I walked around Walmart and bought nothing and I knew she needed new pants and Chrstmas gifts as a starter to put under the tree. But you know what I wandered around the store chatted with people then went home closed my door and took a nap woke back up checked on the kids and went back upstairs closed my door and went back to work on my laptop.
I needed a break. Seriously. Imani is at that age where its all about her right now. With Kevin gone on the ship 28 days when things are out of whack I do ask her to help out.
I don't think that there is anything wrong with that at all. I go out of my way to work my schedule around hers so she can go to her basketball games and do other things at school. I work extra hard so she can have nice things and I can't get you to help out?
No I have a problem with that when I am doing all that I can as a mom to help you have a little piece of a life in this tiny town.
So I decided today would be a great time for down time for me and I took it.
I decided to go in my office and work awhile then chill out for a moment.
I was so upset I ate a bowl of ice cream and had cheetos with it with chocolate! Aaaaack
Then I decided that I needed to not let this die. She needed to know that what happened was not cool and that if it happened again there would be harsher consequences bottom line.
I told her in no uncertain terms this would not happen again. If I tell you to do something that it just needs to be done bottom line. One day there was going to be a time in the very near future you are going to need something and you are going to be looking for me to provide that and since your dad is not here I'm the one you will be looking at.
We are a family and the bottom line is there will be other messes bigger than the one that we dealt with today but because of your nasty actions and how you acted you messed up everyones day you won't be getting the pants you need or anything else that you want.

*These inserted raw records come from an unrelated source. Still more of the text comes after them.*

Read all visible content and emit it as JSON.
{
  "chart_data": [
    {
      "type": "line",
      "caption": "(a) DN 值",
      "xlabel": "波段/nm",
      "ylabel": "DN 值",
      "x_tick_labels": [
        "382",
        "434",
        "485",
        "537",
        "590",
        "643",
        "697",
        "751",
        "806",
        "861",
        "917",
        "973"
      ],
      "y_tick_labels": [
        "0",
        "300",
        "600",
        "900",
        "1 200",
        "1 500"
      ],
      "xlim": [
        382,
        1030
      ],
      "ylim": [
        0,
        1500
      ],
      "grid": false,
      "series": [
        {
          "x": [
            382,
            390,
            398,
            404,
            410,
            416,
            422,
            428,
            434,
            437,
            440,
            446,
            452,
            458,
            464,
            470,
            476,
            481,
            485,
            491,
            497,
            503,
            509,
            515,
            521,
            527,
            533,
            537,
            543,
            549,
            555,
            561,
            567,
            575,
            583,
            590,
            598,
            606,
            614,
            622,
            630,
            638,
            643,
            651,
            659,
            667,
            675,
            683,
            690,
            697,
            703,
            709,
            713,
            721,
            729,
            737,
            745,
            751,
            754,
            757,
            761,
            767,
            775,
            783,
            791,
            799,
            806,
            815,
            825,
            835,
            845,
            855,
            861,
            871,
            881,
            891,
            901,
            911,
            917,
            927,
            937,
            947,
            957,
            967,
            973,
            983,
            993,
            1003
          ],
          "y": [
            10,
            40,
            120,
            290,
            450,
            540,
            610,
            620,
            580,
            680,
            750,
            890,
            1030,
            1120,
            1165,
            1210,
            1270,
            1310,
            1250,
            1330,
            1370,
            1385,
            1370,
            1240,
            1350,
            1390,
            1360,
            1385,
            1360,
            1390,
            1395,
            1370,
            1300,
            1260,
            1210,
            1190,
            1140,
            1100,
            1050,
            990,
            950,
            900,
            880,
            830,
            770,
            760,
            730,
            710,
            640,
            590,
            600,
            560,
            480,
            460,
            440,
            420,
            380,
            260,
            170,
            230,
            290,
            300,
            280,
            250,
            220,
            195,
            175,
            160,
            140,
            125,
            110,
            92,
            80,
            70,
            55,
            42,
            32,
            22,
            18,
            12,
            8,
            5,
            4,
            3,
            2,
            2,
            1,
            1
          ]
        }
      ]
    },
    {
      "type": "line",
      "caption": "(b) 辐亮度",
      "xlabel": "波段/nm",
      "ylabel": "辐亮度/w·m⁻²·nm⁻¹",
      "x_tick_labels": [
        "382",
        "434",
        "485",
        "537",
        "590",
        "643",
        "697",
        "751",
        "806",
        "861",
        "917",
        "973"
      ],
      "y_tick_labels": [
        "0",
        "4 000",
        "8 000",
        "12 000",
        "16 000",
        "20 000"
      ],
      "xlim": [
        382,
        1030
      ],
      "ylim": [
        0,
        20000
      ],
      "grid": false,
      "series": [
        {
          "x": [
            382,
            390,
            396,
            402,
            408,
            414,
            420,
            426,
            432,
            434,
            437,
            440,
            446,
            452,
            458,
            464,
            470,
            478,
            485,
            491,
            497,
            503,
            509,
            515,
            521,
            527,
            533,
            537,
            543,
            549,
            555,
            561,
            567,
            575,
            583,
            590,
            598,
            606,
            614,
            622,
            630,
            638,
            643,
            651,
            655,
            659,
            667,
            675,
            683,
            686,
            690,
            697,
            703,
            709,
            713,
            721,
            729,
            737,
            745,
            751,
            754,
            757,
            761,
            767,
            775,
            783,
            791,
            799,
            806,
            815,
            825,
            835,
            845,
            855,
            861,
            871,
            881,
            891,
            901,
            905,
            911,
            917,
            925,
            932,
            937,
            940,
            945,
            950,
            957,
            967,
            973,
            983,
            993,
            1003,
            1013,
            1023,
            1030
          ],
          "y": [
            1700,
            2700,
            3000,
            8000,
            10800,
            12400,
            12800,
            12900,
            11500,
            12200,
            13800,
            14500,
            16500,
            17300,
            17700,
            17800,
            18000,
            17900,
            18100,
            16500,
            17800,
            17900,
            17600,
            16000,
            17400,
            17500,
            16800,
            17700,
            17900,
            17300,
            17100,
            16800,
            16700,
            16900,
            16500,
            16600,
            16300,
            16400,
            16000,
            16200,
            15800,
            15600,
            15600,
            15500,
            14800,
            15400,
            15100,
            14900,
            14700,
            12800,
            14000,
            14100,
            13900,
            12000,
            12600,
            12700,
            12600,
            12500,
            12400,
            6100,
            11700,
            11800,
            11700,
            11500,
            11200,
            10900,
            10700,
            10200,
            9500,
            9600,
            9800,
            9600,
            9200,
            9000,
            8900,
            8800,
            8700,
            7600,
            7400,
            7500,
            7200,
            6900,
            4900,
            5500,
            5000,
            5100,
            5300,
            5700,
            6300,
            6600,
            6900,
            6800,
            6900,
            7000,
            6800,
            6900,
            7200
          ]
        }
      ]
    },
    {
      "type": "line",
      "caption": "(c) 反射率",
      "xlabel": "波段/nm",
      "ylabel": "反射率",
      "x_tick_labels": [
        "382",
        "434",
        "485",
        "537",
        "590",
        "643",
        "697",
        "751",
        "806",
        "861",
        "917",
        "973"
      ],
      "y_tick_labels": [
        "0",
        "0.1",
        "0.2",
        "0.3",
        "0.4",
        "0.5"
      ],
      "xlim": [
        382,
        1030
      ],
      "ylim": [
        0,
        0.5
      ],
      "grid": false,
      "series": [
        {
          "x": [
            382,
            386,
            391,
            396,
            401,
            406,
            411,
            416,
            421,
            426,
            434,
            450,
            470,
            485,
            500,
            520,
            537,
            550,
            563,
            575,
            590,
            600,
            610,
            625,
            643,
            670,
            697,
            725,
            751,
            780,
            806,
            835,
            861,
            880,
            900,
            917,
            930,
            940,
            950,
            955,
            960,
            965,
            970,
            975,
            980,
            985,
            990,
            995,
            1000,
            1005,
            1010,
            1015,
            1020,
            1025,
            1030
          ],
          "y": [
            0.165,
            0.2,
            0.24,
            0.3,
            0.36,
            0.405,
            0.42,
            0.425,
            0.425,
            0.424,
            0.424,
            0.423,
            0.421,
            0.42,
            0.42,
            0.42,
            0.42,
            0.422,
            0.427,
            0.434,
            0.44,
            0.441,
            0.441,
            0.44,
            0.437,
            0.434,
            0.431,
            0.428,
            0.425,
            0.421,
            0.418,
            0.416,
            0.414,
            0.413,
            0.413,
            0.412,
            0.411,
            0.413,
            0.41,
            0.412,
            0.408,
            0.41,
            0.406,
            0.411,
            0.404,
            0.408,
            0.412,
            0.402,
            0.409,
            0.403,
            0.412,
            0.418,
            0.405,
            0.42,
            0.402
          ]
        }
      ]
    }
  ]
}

Why should I when you are not minding what I say? So figure out how you are going to get your own clothes. Better yet just know that there will come a day when you will need someone in this family. So we need to treat each other accordingly and not be selfish.
And I come up here and start typing this out only to know that nothing I am saying or knocking her up side her big head is going to make a bit of difference until she is grown and realises what I really said.
I've got several more years to deal with this. Wish me luck.

Til Next time.

Yeah its your mother speaking

Well hi there this is not my first time sharing my off the beaten path life with people online but I just keep having these odd moments with my children and then with my own life living it with theirs if you know what I mean.
So I thought ok let me talk about it see if that will help me figure out some things.
Here are my stats on that

I have four fabulous children

1. Timeka aged 17 senior in high school

2. Imani aged 13 and basketball player and honor student

3. Aaliyah aged 4 been in preschool since she was two for special needs ( more on that later)

4. Kevon aged 7 months old the newest addition and the only boy that I have

Me I'm a single mom who works from home to be with them as I need to be. I have a beau we have been together since Aaliyah was a a year old and we are discussing a home and marriage. More on that later.

So this is what you know so far.

Boy have I got some stories to tell you all.